Le père de la révolution cubaine est mort à l’âge de 90 ans. Héros romantique, leader totalitaire, anti-américain, vieillard évincé… Vioci les multiples visages du « commandante ».
Le « Lider Maximo », qui a tenu son île d’une main de fer depuis la révolution de 1959 et défié la superpuissance américaine pendant plus d’un demi-siècle, avait cédé le pouvoir à son frère Raul à partir de 2006 après une hémorragie intestinale.
Il avait abandonné en avril 2011 ses dernières responsabilités officielles, en cédant son poste de premier secrétaire du Parti communiste de Cuba (PCC) à Raul, numéro deux du parti depuis sa fondation en 1965.

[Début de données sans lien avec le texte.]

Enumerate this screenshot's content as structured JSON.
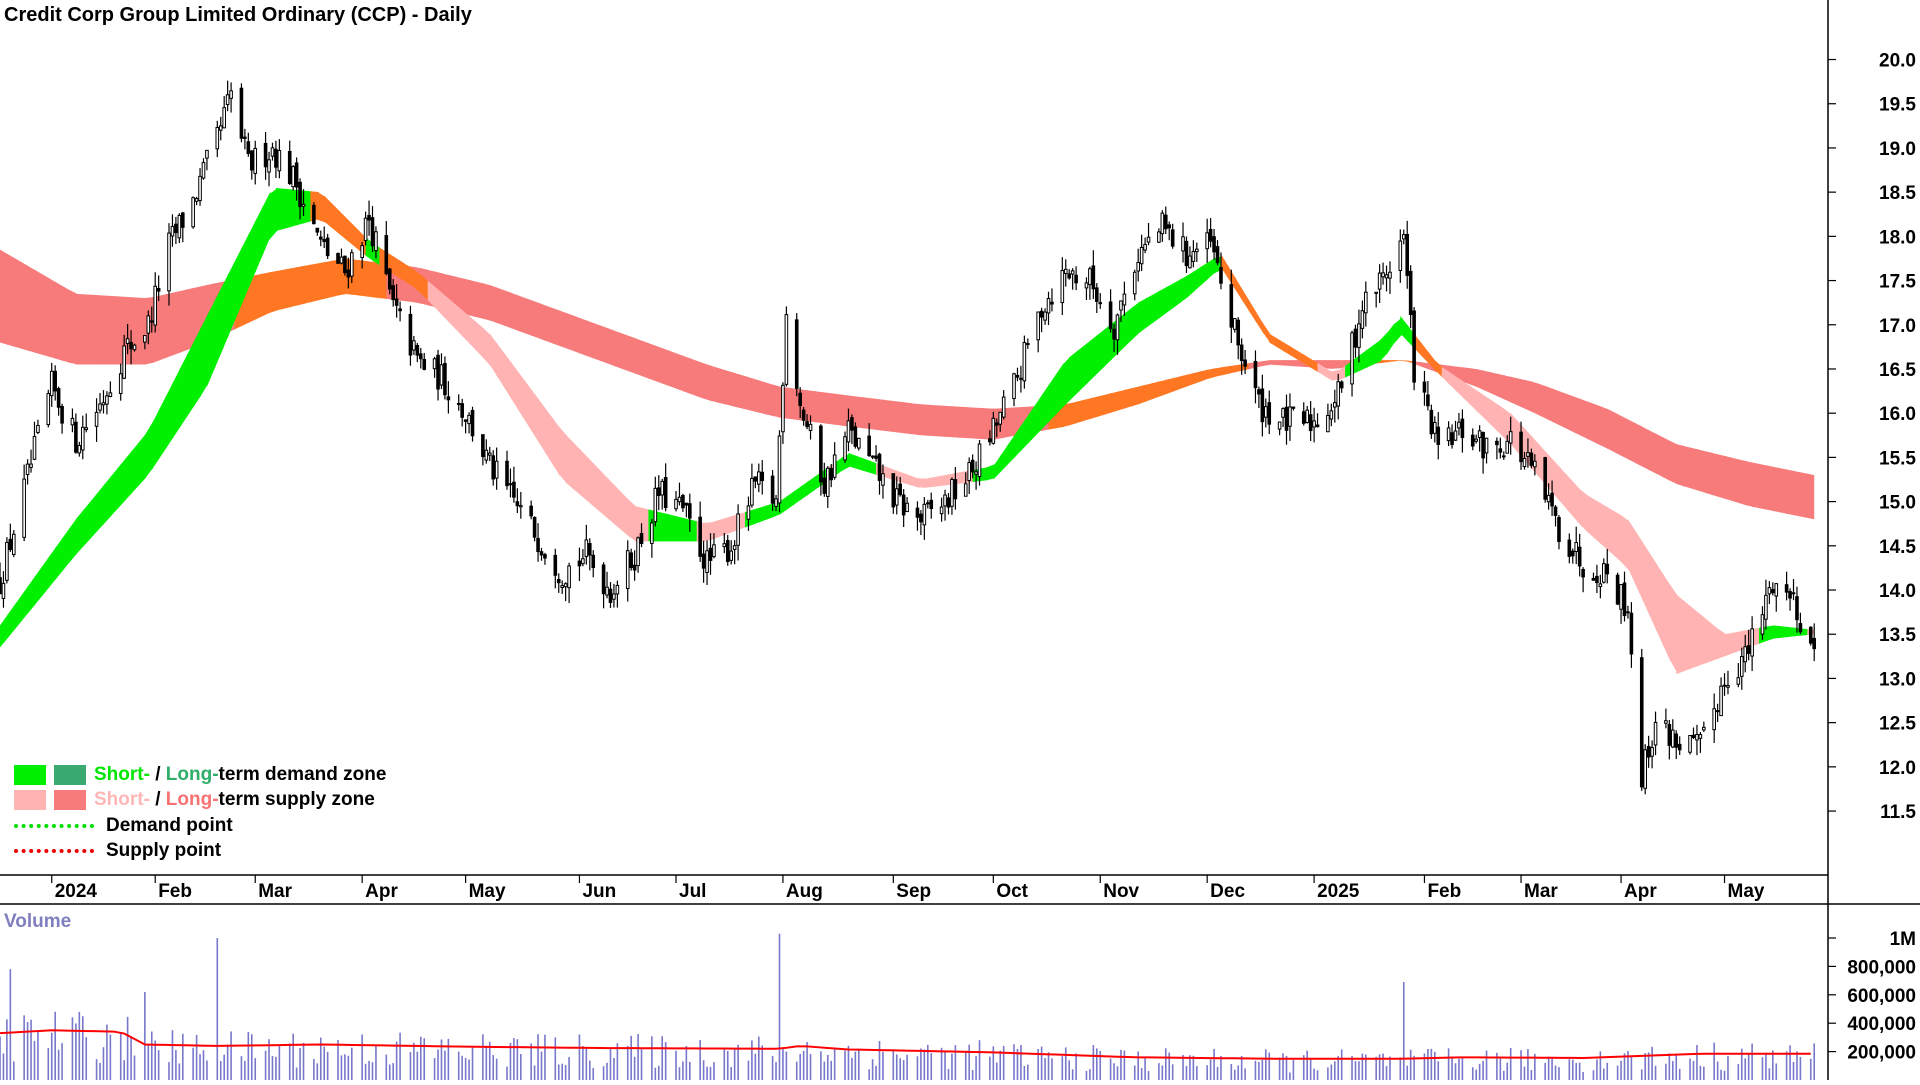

Fidel Castro étudiant, en 1945. L’image est accompagnée de cette appréciation de ses professeurs : « étudiant en droit distingué et bon athlète, très populaire, promis à un brillant avenir ».
Son décès, qui survient à peine deux ans après l’annonce historique du rapprochement entre Cuba et les États-Unis, vient définitivement tourner la page de la guerre froide, qui a mené le monde au bord du conflit nucléaire lors de la crise des missiles d’octobre 1962.
En juillet 1953, à 27 ans, le jeune avocat engagé dans la lutte armée contre la dictature de Batista s’attaque à la caserne de la Moncada à Santiago de Cuba, deuxième place militaire du pays, avec une centaine de militants. Il est ici interrogé par le chef de la garnison, arrêté puis condamné à la prison et à l’exil, il lancera lors de son procès en octobre de la même année : « Condamnez-moi, peu m’importe, l’histoire m’absoudra ».
Fidel Castro semblait immortel. Durant plus de 50 ans de règne à la tête de Cuba, « El commandante » a survécu à une tentative d’invasion militaire américaine, déjoué de multiples tentatives d’assassinats, esquissé un sourire face à l’embargo économique toujours officiellement en place. Pourtant, celui que l’on pensait éternel, s’est finalement éteint, ce vendredi 25 novembre, à l’âge de 90 ans.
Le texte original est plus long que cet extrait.